In ‘Quotting Caravaggio: Contemporary Art, Preposterous History’, Mieke Bal proposes this deranged sense of history. We must break the linear causality of history and understand that the works are not anchored to a specific time, but rather travel through it. Gaya’s Velázquez, for example, is not the Velázquez of the 17th century, but the Velázquez of his contemporaneity, the one that the artist contemplates in the Prado, the one who transforms it, the one who shares a time, a space and a vision. of the world. In that sense, Velázquez and Gaya are contemporaries. And in that same sense, Gaya is capable of influencing Velázquez. To transform the way in which, based on his painting, we look at the Sevillian master.

This is how I would like to read this exhibition, with this altered sense of time. Because Gaya’s tributes and quotes to Velázquez do not leave him immobile, but rather transmute him. When, in this context, one approaches that masterpiece that is ‘The Temptation of Saint Thomas Aquinas’, one no longer sees only the painting painted in 1632, with its original meaning, as conceived by Velázquez. Seeing him today, our gaze is conditioned by Gaya’s vision.

This is how I observe the still life in the foreground, the smoking firebrand, the books on the floor, the inkwell, the stool. He is, without a doubt, a Gaya. The background scene is also a Gaya, the woman who gets lost escaping through one of those doors through which the light enters in Gaya’s watercolors, doors and windows that open the representation and send the gaze outside. And, of course, the vaporous corporality of the figures, their lightness, the flight of the fabrics, as if nothing weighed, as if the air were capable of elevating each element of the composition, is also a Gaya.

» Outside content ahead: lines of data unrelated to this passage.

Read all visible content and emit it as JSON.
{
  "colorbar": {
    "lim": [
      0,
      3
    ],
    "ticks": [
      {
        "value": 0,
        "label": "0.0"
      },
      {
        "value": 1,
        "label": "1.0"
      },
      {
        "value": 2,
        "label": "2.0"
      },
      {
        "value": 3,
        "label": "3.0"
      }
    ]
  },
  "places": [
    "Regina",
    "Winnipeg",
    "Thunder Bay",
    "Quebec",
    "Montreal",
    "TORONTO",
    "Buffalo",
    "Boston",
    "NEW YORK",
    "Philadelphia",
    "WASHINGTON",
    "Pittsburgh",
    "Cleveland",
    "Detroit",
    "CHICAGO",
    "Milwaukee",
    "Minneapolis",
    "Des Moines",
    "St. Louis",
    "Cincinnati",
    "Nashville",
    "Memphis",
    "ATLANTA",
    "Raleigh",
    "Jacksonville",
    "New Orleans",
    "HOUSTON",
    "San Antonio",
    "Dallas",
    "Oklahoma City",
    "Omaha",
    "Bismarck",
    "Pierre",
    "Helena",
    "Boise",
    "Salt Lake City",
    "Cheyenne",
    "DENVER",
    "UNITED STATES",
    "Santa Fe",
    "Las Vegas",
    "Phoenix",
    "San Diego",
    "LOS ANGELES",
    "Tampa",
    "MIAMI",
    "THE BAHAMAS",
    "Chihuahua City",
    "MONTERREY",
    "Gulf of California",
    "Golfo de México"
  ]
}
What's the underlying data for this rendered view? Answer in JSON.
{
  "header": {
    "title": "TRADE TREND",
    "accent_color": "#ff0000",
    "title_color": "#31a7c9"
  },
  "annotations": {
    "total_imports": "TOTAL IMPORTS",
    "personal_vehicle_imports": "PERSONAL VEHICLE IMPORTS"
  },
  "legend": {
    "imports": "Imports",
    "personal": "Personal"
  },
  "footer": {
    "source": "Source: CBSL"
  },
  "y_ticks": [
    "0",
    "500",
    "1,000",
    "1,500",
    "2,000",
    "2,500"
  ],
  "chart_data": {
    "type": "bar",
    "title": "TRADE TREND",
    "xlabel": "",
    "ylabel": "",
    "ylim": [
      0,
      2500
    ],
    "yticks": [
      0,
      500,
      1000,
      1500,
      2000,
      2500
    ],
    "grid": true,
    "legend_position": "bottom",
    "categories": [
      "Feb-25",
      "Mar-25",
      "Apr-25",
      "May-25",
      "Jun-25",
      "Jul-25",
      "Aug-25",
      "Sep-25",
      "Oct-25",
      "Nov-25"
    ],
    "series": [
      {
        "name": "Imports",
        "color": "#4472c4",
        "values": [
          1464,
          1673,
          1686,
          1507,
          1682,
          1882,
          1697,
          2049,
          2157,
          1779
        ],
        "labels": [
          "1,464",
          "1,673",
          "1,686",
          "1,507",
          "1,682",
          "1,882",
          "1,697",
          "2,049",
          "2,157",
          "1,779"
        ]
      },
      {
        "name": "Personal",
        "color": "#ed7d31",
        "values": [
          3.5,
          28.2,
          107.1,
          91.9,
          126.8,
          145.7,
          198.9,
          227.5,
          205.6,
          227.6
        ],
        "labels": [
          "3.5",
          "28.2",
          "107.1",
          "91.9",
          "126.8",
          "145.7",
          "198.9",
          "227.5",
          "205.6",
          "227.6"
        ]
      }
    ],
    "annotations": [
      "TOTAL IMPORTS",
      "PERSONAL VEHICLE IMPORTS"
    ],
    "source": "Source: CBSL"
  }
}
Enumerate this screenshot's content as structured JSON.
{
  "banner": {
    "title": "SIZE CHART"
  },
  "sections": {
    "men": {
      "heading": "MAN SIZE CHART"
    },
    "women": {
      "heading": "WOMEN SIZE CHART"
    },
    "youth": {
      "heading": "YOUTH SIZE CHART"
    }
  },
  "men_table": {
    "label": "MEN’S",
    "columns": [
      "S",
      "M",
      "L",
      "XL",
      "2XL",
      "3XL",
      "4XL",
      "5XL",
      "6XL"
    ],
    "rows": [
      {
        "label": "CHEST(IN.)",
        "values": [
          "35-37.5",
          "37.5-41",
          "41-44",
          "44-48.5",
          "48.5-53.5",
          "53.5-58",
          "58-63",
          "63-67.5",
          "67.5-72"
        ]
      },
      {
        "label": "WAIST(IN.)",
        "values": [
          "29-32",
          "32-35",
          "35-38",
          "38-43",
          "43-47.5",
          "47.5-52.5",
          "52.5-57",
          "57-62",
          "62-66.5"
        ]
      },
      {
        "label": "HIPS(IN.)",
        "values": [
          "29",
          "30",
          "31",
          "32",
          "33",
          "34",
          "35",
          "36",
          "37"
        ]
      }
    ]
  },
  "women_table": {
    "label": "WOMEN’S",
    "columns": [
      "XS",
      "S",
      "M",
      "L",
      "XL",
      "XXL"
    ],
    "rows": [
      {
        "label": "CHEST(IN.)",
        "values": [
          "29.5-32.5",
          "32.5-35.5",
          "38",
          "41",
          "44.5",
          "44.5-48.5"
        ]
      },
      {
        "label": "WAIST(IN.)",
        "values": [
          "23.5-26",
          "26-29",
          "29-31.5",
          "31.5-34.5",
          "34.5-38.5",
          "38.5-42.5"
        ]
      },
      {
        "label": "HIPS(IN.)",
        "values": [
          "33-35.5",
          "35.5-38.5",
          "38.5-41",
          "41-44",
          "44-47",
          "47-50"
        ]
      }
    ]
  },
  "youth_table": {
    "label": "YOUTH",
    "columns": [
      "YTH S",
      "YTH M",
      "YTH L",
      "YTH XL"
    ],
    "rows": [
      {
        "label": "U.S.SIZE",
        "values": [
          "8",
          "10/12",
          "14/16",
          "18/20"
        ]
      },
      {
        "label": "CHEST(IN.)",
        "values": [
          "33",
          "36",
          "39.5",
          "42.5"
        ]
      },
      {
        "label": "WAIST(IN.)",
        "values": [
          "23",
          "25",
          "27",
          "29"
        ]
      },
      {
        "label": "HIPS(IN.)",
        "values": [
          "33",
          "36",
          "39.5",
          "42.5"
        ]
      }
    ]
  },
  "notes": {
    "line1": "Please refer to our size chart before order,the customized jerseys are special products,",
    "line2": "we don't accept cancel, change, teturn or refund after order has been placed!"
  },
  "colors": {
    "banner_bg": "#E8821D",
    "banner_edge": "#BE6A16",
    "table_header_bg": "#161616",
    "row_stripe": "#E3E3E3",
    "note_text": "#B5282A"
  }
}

Without a doubt, after Gaya – his paintings, but also his essays – it is no longer possible to see Velázquez in the same way. The ‘Lonely Bird’ that Gaya imagines is his own Velázquez, which does not exactly coincide with the Velázquez of Art History, the one that we historians often try to place unsuccessfully in the period. Velázquez de Gaya is not the baroque painter, but he is the eternal painter. The one who, rather than talking about a specific time, talks about a time that alludes to all the others. This is how Gaya feels about Velázquez, solitary bird, practically like a contemporary, like someone capable of transcending the era and speaking something that is outside of time.

In ‘A handful of arrows’, María Gainza writes that “a place belongs forever to the one who claims it most strongly, remembers it best, squeezes it, shapes it, loves it so radically that he reinvents it in his image.” Without a doubt, Velázquez’s territory belongs forever to Ramón Gaya. A Velázquez of his own, present, alive, capable of looking at the world through time.